Europe Does More Than US for Ukraine

How much do you think European countries are spending on Ukraine? Short answer is: they are spending a bigger fraction of their GDP to help Ukraine than we are. And more total money too.

The US has pledged an amount equal to three tenths of one percent of our annual gross domestic product. That’s for military and non-military aid over the last two years. We’re behind France – FRANCE – which has pledged over half a percent. The Baltic nations (Lithuania, Estonia, and Latvia) have committed 1.7% of GDP – over five times as much as us. OK, the Russians are right next door and breathing down their neck, but little Netherlands is also over 1% of GDP. The UK has pledged a higher fraction of GDP for both military and non-military support. Germany’s military support alone (about 0.4% of GDP) is higher than US military plus nonmilitary.

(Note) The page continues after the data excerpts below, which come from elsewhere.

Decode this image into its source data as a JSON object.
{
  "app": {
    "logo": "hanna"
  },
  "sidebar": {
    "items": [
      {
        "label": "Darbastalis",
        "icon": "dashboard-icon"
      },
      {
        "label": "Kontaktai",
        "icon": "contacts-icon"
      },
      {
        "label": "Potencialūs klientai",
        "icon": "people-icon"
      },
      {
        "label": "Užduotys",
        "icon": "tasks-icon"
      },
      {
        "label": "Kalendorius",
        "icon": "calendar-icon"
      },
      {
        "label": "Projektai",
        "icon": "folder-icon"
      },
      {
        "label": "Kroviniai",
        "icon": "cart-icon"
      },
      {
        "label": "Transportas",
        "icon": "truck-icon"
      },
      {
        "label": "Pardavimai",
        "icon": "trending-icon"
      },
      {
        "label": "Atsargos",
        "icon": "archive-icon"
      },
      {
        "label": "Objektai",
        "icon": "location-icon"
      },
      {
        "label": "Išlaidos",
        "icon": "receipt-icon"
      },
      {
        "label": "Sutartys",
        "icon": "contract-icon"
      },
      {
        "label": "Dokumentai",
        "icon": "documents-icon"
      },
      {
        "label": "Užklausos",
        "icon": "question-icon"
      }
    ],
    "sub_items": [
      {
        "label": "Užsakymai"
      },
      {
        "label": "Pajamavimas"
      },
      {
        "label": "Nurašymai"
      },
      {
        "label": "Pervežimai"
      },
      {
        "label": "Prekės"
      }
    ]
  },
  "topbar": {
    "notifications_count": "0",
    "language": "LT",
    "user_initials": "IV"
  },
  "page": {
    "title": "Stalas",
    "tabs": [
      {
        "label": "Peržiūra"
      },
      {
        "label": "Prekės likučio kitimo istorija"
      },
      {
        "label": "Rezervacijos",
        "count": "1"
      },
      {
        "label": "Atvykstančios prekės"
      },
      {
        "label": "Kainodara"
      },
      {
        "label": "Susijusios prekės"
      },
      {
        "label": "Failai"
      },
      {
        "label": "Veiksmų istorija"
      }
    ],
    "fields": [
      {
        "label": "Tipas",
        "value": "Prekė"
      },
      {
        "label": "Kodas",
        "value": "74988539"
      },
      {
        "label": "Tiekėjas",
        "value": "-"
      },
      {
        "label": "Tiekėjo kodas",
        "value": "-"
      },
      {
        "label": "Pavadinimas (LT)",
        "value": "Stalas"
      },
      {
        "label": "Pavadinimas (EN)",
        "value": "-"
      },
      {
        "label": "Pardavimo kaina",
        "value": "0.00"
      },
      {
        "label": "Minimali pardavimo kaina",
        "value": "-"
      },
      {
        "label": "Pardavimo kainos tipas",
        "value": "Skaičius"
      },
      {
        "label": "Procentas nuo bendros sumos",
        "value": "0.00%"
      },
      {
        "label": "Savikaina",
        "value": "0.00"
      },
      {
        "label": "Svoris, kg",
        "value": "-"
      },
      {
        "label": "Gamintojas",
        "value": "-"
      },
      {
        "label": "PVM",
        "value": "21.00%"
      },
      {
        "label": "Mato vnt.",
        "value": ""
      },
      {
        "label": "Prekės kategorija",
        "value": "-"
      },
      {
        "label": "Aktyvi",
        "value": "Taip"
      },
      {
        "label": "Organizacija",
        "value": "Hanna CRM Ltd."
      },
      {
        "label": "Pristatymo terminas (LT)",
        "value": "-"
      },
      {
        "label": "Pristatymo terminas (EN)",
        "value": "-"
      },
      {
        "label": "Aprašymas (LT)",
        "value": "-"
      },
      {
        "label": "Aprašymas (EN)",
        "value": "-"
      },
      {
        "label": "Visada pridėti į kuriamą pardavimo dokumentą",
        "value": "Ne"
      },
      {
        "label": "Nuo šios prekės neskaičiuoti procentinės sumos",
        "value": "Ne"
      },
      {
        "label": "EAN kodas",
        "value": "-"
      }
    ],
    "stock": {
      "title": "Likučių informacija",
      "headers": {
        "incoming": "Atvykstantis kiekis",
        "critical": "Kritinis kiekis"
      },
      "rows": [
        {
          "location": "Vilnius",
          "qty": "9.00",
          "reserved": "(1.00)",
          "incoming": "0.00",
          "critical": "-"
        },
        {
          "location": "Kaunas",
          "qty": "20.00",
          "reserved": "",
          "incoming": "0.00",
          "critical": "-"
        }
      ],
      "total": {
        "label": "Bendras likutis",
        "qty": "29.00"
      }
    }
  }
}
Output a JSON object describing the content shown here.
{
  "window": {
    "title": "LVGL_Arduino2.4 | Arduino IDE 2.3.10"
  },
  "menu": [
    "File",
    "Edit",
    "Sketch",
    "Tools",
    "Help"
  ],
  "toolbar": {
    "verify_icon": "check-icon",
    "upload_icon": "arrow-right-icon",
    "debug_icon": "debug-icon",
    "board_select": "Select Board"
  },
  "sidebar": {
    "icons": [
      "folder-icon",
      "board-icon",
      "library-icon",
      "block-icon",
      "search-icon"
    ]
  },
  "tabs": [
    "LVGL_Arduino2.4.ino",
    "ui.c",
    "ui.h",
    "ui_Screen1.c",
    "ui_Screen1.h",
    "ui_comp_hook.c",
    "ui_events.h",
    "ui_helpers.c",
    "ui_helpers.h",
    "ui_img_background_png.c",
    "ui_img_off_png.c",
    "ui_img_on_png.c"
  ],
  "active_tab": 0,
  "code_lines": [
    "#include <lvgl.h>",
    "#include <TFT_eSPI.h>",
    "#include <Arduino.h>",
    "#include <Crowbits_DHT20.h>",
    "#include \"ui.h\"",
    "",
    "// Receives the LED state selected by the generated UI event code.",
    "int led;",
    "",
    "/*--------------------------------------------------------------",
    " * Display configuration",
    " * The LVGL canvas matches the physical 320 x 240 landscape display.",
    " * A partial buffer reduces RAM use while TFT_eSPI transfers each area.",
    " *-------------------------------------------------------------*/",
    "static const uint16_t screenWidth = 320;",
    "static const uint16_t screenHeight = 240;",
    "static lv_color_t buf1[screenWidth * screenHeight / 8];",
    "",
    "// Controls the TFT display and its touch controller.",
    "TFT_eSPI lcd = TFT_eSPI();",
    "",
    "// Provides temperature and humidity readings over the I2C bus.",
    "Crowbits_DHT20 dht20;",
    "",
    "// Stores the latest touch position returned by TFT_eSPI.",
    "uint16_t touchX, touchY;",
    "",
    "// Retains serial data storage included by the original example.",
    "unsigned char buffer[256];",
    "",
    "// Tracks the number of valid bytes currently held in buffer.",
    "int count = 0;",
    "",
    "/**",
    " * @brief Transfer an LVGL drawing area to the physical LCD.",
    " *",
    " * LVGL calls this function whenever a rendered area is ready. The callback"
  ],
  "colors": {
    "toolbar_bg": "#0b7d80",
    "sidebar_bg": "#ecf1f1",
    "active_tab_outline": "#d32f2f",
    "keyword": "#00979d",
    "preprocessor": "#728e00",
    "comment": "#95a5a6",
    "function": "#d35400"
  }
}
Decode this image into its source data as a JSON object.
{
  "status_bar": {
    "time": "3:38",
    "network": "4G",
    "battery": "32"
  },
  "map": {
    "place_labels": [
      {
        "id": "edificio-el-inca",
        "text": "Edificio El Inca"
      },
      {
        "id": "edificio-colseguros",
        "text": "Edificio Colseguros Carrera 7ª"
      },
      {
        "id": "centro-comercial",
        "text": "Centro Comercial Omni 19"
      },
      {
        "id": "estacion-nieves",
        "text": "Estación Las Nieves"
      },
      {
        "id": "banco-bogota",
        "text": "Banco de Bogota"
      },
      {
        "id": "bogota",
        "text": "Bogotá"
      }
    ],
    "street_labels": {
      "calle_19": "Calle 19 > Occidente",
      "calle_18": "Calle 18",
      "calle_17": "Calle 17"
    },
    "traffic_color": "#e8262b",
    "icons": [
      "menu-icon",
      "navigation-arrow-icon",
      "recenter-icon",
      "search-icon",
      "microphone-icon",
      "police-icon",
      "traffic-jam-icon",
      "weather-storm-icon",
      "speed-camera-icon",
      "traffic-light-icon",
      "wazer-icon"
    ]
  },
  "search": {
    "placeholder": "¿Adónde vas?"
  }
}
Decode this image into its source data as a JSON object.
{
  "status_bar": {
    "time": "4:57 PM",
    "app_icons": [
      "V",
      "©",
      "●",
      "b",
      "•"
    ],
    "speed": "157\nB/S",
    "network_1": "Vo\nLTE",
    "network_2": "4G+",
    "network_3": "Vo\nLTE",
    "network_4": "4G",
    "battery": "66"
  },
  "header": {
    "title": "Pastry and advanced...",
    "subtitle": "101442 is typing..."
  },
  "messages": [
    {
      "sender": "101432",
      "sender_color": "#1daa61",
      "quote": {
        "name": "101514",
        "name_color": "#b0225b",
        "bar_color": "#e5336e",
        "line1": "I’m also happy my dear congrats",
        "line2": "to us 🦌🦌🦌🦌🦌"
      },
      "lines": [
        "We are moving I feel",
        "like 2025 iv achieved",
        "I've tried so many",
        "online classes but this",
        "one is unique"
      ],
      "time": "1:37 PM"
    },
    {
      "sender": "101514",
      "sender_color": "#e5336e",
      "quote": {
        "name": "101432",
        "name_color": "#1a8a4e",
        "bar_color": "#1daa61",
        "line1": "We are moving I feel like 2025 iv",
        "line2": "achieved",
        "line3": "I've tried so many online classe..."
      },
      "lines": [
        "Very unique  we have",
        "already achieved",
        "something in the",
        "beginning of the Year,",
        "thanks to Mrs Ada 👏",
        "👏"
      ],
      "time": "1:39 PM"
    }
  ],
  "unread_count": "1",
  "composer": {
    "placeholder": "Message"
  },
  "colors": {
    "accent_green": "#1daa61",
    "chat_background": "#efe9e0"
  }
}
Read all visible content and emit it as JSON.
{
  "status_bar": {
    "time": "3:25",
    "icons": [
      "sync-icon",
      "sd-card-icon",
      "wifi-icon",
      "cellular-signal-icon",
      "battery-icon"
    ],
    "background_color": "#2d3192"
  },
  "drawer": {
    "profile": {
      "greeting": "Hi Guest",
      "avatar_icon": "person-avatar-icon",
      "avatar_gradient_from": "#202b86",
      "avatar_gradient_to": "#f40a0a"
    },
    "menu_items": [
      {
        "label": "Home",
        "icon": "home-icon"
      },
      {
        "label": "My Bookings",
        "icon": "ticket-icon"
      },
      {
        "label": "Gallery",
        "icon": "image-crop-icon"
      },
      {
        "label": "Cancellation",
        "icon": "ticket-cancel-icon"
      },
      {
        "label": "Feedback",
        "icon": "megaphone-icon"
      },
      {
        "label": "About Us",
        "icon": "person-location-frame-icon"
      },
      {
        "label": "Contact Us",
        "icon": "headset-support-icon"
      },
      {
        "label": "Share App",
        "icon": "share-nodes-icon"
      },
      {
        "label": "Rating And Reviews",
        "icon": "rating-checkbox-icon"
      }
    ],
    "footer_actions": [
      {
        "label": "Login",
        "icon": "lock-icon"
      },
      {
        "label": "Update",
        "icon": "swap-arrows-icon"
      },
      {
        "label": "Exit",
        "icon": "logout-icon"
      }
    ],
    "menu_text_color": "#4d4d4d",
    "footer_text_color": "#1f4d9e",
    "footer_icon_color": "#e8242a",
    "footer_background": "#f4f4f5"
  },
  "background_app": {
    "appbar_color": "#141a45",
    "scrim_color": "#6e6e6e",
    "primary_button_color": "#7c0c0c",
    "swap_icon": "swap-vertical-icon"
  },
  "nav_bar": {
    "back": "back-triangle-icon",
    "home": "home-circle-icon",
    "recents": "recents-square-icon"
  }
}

Sure, the Baltic countries together have about 6 million people and their contribution is a drop in the bucket compared to the 330 million Americans whose government pledged 75 $B (billion dollars). But all the European countries together have pledged over 160 $B.

Here, I made a chart:

The data is from the Ukraine Support Tracker at the Kiel Institute for the World Economy. They looked at different categories of funding from individual countries and separate amounts funded by the European Union (EU) as a whole. The chart is one of my rate-intensity plots; each rectangle represents a country or group of countries, the width of the rectangle tells the percentage of GDP pledged, the rectangle height tells the GDP, and hence the rectangle area tells the total spending. I also shaded the rectangles to give a rough idea of the total spending if you don’t feel like multiplying the width by the height. For a more detailed description of the chart and the data, see a page about it at my George Mason University website: International Financial Support for Ukraine.

Did I mention Canada? Same spending for Ukraine (per their GDP) as the US. Even Japan kicked in a few billion dollars, even though they aren’t part of EU or NATO.

Too much of the debate over Ukraine portrays America as carrying all the other countries. According to these numbers, that’s simply not true.

Are the Europeans doing enough? No. And neither are we Americans. Don’t get me wrong, the billions spent already was well worth it. We helped Ukraine stop the Russians from taking the whole country, are helping them keep their society and government afloat while facing an enemy three times their population, and we are raising the price of aggression for Vladimir Putin, who thought his “Special Military Operation” would be over in a few days. But we have not given aid fast enough or big enough to let Ukraine kick the invaders out of their country, and Russia is still raining death down on a thousand-kilometer front line and on Ukrainian cities.

The US has made a promise to help protect other countries formerly in the Russian Empire. I didn’t want NATO to expand into any of these, certainly not the Baltics; but now that we have, its in our interest for Putin to fail in Ukraine. If he does not, he may decide he can pick off a few small NATO countries and suddenly we are sucked into World War III.